Our approach involved using the ln command to create a soft link and gain access to arbitrary files through the file uploading vulnerability. For instance, we were able to retrieve the content of the /tmp/server.log by using the following code snippet.

ln -s /tmp/server.log ./fake.txt
zip --symlinks -r pwn.zip ./fake.txt

We then leveraged this information to access the server config file and extract the app.config["SECRET_KEY"] used in the express framework. This key is crucial for encrypting session values in the flask application.

Upon analyzing the SECRET_KEY generation process, we discovered that it used the server start time as a seed and the random package to generate the key.
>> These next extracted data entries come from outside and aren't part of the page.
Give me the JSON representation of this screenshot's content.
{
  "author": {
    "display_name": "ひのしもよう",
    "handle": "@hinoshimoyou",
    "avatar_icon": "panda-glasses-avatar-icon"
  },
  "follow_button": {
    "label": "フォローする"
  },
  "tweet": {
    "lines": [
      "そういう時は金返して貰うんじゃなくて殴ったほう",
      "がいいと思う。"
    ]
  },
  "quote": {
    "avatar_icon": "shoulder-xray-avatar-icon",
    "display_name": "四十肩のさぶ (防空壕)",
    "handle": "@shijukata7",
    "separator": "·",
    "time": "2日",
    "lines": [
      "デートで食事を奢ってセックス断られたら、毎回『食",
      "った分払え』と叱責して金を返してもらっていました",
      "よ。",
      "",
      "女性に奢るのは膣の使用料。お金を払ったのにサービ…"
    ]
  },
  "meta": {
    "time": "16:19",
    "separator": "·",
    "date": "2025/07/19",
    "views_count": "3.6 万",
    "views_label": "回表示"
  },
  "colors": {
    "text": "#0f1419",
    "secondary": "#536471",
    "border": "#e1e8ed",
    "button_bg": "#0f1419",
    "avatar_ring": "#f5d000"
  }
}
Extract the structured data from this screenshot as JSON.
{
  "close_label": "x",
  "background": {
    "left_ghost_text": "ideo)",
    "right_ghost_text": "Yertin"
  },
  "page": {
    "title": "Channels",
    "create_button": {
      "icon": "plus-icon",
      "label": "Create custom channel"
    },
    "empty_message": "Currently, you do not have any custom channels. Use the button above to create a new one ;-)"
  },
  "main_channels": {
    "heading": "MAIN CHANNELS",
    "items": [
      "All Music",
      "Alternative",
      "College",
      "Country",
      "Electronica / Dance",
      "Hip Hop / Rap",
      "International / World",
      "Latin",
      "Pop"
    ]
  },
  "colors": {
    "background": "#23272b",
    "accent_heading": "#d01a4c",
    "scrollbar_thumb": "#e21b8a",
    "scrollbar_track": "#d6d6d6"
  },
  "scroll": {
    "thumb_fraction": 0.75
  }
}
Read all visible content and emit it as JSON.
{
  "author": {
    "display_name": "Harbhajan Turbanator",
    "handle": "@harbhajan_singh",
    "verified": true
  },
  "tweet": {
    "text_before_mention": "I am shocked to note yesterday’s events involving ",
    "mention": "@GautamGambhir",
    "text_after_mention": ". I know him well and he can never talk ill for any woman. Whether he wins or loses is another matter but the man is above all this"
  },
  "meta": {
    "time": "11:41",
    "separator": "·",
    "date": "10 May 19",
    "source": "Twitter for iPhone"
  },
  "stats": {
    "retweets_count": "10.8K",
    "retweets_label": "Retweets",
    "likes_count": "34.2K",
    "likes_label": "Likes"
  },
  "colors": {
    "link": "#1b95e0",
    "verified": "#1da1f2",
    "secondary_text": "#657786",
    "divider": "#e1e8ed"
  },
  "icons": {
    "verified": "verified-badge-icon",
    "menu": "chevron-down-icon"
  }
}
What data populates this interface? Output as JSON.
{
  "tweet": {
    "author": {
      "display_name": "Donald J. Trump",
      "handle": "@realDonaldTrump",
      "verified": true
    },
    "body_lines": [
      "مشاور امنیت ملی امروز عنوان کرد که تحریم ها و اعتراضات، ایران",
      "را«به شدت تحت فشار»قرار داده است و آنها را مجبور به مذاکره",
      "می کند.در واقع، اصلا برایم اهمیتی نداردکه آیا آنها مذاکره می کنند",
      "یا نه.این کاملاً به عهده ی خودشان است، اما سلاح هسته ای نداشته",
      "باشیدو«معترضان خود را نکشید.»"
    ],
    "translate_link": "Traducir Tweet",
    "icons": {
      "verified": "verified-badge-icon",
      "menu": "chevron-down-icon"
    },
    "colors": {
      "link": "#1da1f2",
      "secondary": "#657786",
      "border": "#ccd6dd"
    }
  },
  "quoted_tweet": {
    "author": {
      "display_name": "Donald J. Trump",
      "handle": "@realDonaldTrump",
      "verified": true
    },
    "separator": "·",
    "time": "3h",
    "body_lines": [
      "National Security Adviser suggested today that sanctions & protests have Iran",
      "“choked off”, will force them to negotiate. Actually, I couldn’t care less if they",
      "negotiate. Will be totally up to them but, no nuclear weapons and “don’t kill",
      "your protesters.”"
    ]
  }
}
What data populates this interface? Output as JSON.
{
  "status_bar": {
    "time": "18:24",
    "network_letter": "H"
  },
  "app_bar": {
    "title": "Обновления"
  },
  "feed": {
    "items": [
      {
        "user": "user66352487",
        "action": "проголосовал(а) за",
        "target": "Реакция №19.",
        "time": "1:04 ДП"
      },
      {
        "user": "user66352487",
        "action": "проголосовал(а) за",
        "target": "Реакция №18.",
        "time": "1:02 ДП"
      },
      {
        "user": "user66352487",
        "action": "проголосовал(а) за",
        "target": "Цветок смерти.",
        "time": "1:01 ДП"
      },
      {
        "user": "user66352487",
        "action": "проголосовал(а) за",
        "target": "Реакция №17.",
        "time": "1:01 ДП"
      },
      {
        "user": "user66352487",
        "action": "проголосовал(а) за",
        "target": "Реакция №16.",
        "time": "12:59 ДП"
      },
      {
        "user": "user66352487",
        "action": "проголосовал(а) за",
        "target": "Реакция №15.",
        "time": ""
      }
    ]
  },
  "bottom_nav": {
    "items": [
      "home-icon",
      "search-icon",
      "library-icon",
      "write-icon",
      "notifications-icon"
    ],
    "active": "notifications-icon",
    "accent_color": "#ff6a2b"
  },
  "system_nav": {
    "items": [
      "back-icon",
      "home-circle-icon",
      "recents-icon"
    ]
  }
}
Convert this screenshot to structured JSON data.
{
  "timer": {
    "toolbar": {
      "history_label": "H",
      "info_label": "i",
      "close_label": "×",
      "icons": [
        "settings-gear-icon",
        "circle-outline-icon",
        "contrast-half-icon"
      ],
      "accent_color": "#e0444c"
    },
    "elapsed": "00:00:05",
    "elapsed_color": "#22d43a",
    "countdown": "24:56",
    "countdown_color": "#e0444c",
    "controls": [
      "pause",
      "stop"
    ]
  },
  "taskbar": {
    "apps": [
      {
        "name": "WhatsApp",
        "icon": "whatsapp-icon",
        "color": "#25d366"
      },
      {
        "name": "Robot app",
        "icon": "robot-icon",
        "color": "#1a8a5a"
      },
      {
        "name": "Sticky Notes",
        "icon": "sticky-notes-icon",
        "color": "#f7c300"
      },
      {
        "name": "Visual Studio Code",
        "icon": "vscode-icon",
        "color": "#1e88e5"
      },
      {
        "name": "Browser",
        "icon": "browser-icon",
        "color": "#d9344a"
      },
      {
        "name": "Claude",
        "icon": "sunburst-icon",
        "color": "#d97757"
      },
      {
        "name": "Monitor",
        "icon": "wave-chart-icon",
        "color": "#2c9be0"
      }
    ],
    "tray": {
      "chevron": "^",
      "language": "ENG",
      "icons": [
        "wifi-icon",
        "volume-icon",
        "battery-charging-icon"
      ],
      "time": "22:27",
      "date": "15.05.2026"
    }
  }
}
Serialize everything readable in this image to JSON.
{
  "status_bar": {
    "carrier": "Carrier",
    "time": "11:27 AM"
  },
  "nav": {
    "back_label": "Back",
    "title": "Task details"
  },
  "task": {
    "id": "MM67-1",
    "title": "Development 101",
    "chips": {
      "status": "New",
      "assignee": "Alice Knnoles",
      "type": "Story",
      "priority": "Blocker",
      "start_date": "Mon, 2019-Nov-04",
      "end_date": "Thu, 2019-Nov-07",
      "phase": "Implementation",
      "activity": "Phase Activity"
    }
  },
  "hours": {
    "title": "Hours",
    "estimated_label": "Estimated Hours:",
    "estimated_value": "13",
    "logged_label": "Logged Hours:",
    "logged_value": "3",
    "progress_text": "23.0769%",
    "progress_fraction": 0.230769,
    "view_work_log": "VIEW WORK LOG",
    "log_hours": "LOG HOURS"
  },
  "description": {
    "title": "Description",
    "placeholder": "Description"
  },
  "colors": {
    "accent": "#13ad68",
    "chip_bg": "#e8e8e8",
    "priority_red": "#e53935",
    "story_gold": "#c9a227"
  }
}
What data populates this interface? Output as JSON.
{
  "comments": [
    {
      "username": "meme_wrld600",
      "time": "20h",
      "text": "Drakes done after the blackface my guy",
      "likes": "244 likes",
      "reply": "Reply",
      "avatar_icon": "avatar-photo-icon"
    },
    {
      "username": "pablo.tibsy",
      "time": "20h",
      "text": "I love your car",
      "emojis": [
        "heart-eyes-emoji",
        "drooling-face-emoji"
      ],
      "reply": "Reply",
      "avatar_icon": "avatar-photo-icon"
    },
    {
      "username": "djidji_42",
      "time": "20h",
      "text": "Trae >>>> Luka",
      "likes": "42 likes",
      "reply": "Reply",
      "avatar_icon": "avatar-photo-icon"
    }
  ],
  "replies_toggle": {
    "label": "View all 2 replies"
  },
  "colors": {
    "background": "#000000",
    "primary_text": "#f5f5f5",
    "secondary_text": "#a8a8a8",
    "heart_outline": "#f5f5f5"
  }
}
However, the algorithm used to generate the key is not truly random, as once the seed is determined, the key will always be the same. This enabled us to brute force the last three digits of the server start time, as it only keeps the first three digits after the decimal point.

import random
import os
import time

SECRET_OFFSET = 0 # REDACTED
random.seed(round((time.time() + SECRET_OFFSET) * 1000))
os.environ["SECRET_KEY"] = "".join([hex(random.randint(0, 15)) for x in range(32)]).replace("0x", "")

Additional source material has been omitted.